Volkswagen and a bunch of other firms are sponsoring a 14-day, 16,000-mile trip from Tierra del Fuego, at the southernmost point of Argentina, to Deadhorse, Alaska, way up at the top of the world. The driver team is led by Rainer Zietlow, known for his long-distance alternative-fuel jaunts, and two German companions who will share 5-hour shifts. You can follow their progress here.
They will be driving a TDI diesel-powered, modified Touareg with 225-hp and 406-lb ft of torque. Sounds like a good car for the trip: Fuel economy averages 25 mpg, and it should handle the difficult terrain they will have to follow.
The trip commemorates the 75th anniversary of the Pan-American Highway and will take them through 14 countries and over a 13,600-foot pass in Chile.
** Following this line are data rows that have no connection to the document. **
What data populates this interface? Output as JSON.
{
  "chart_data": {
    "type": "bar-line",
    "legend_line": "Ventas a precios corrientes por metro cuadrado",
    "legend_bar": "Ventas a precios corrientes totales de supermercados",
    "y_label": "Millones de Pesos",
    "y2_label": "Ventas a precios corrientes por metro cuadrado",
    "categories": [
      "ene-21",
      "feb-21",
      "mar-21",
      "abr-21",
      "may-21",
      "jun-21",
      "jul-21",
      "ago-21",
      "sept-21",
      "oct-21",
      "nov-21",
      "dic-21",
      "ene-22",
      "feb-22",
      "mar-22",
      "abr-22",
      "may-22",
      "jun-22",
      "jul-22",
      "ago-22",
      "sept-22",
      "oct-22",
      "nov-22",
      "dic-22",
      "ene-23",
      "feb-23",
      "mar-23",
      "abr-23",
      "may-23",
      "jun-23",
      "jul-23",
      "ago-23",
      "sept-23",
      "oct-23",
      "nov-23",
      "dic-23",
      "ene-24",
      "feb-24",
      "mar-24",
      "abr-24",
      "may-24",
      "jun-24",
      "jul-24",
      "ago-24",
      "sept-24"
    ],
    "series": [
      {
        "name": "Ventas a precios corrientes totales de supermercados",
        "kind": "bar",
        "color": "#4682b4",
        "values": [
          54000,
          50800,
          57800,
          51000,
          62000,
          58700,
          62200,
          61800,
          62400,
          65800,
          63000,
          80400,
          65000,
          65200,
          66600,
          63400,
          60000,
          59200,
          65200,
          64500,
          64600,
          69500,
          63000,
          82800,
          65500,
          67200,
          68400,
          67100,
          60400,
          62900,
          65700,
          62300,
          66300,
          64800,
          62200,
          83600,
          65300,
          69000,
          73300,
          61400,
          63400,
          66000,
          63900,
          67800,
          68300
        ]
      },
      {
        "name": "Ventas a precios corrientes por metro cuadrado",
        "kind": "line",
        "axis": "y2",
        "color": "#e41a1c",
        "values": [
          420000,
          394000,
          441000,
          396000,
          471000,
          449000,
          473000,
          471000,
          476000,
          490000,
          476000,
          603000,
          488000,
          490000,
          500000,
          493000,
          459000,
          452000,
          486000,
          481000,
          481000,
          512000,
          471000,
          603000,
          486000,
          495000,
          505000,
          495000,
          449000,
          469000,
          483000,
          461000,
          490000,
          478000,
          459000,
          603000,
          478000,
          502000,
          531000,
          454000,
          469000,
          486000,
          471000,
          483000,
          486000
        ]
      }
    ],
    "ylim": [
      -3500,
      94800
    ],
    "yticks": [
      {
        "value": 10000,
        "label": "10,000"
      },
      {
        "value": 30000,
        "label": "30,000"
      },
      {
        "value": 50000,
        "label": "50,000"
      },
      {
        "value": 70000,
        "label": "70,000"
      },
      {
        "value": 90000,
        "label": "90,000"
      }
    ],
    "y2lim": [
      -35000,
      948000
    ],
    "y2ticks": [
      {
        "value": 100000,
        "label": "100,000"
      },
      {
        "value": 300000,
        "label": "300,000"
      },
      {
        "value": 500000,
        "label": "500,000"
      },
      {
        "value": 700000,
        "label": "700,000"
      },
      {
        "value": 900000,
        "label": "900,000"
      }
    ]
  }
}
They’ll also have to get across the Darien Gap in Panama, which may require a ferry.
The project aims to demonstrate Volkswagen’s clean diesel efficiency and uses something called the AdBlue system to clean its emissions.
This system uses a 4.5-gallon tank of a solution that leaches nitrogen oxide from the car’s exhaust. As the solution in the AdBlue tank needs to be replaced every 6,000 to 10,000 miles, Zietlow’s Touareg will need to undergo at least one tank refill to keep the emissions clean.
It sounds like an incredible trip, through some of the most challenging and beautiful country in the world. I’ll let you know next week what it was like driving 150 miles through some very good-sized mountains in southern Mexico.
Would you ever want to make a long-distance, high-endurance trip like this?